SharePoint has its own community, just like Exchange. But as I’ve been saying for a while now, the on-premises products that worked at the center of their own ecosystems are now service providers to Office 365. In short, their mission has changed and much of what we see happening in SharePoint and OneDrive benefits other apps. One example of this is the improvement in sharing controls for links generated by Teams. Another is the new Teams Files channel tab UI, which replaces the simplified version used to date.
Looking at developments through an Office 365 lens, my eye was taken by several improvements. First, OneDrive for Business will soon support differential synchronization for non-Office files. Delta synchronization came for Office file formats a few years ago and is the reason why you can open very large PowerPoint presentations or Word documents without having to wait for the whole file to be downloaded. It’s also the basis of the Office AutoSave feature, which then gives SharePoint Online and OneDrive for Business the ability to support Files Restore for up to 30 days back in time. Microsoft promises that differential synchronization will reduce large files much faster and reduce network utilization, contributing to their efforts to make cloud storage more accessible than ever before.
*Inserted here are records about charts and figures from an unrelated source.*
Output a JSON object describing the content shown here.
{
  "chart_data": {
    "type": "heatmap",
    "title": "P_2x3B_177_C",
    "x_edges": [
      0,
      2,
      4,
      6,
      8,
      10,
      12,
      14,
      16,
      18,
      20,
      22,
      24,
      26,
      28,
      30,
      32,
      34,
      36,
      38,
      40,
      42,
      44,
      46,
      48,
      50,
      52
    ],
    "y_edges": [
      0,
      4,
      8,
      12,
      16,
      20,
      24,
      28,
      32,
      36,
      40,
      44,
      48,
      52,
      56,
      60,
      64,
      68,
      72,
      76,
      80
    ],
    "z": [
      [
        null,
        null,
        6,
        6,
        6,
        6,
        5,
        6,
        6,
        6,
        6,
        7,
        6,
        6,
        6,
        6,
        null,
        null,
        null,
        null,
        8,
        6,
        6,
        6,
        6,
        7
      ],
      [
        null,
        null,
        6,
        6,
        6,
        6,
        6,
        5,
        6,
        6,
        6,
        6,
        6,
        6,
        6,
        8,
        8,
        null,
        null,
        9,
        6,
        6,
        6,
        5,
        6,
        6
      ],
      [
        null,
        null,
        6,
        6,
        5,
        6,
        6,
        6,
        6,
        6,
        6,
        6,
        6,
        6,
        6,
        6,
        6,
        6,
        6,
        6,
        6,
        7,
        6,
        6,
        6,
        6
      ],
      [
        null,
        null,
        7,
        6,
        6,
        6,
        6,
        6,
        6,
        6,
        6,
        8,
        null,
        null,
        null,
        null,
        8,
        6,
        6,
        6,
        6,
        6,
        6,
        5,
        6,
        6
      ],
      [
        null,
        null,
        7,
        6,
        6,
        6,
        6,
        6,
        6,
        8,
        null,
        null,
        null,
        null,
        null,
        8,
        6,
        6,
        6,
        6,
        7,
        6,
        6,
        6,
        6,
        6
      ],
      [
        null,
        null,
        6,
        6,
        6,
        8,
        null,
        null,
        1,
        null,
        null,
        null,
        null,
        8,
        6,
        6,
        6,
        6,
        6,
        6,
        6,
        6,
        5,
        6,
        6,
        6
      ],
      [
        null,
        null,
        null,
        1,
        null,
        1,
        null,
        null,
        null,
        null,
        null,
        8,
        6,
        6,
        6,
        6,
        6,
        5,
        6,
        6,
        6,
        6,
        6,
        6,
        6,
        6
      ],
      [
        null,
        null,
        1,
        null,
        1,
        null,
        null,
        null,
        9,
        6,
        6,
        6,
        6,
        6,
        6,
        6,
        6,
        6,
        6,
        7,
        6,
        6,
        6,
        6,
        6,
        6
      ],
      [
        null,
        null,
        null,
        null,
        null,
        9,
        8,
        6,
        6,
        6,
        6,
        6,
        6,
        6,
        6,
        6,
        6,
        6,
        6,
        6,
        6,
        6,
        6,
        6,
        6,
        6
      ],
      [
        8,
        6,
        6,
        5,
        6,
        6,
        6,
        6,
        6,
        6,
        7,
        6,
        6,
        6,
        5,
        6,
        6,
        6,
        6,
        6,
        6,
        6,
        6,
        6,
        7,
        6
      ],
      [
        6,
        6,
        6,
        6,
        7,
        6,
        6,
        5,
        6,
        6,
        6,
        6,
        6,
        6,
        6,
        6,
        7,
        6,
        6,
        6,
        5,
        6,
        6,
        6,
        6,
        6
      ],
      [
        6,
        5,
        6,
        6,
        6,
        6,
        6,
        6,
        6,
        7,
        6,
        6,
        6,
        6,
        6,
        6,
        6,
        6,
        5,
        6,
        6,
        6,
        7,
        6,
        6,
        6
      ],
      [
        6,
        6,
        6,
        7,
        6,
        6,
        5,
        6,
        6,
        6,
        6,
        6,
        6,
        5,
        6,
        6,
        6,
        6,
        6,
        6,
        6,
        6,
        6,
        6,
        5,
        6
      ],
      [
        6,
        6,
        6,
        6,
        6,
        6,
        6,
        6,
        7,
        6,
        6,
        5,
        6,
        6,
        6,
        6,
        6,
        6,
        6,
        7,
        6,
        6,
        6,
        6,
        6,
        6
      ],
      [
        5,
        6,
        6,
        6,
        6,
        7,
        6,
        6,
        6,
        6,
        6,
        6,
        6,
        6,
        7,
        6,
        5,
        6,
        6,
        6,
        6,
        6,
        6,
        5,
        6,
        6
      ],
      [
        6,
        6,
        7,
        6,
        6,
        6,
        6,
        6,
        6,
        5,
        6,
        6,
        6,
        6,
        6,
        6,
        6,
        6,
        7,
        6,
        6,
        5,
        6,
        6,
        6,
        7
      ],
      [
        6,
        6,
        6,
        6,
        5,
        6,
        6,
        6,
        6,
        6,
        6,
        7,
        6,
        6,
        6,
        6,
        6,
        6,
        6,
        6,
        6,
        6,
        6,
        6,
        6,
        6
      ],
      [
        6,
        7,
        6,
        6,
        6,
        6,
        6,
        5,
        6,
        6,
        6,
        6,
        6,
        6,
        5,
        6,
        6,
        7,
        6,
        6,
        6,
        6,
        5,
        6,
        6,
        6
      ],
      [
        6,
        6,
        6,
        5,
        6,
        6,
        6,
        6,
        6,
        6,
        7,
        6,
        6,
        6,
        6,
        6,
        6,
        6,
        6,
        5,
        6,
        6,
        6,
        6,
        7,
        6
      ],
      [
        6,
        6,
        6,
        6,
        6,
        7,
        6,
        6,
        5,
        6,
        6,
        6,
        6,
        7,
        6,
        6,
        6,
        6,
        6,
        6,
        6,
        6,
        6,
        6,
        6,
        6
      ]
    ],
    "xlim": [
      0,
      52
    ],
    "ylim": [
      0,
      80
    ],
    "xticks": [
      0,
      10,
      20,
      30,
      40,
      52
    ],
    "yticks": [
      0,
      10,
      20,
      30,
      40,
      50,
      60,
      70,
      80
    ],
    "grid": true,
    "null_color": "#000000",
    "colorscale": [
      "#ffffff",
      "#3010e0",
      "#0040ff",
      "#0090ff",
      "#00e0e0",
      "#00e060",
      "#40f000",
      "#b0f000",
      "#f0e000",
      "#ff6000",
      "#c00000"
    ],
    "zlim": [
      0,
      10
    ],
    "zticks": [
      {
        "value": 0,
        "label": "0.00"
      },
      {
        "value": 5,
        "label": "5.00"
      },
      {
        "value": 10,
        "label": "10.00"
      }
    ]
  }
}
Few people, even its biggest fans, would claim that the (classic) SharePoint Admin Center is a work of art. It’s not. The (modern) SharePoint Admin Center is better as it’s more functional and easier to use, but Microsoft seems to have taken forever to move Office 365 tenants to the new portal. Perhaps that time is coming because the new Admin Center will soon support all the options available in the classic portal (aka consolidated views) plus some new ones of its own, like site rename, site swap (replace an existing site with another of the same name), bulk actions, and improved sharing controls.
Having a functional administration portal is important for SharePoint Online because many of the administrators working with the online variant are not SharePoint professionals and only venture into the admin portal when strictly necessary. It’s good to see the new portal evolve, even if progress is slow.
As Office 365 continues to grow past 180 million monthly active users, the number of guest users invited to join Teams, Office 365 Groups, and Planner increases external access to SharePoint Online document libraries. Remember that the membership model used by Groups allows all members the same access to group resources, even when you might want to restrict access to some information. One solution to the problem is to use rights management to protect sensitive information, and that’s what Microsoft is making easier to do.
SharePoint Online will soon allow users to apply Office 365 sensitivity labels, including labels that invoke encryption to protect content. You can apply these labels today to documents and store the protected documents in libraries accessible by guest users, but only when working inside the document. The new feature will allow users to apply labels through the SharePoint browser interface and when working with the Office Online apps. We’ve been expecting this change, but it’s good to see the news openly announced.
Microsoft is also making further changes in how Office 365 Data Loss Prevention (DLP) policies can stop users sharing confidential information with external users. You’ll be able to create a policy that stops users sharing documents stamped with a confidential sensitivity label.
SharePoint aficionados will have enjoyed the wealth of “intelligent intranet” announcements made this week in Las Vegas, like home sites. Those of us who use SharePoint Online for its document management capabilities inside Office 365 will like the extra administration and compliance functionality. The only thing Microsoft must do now is deliver the promised functionality to tenants, something that occasionally takes a long longer than you’d imagine.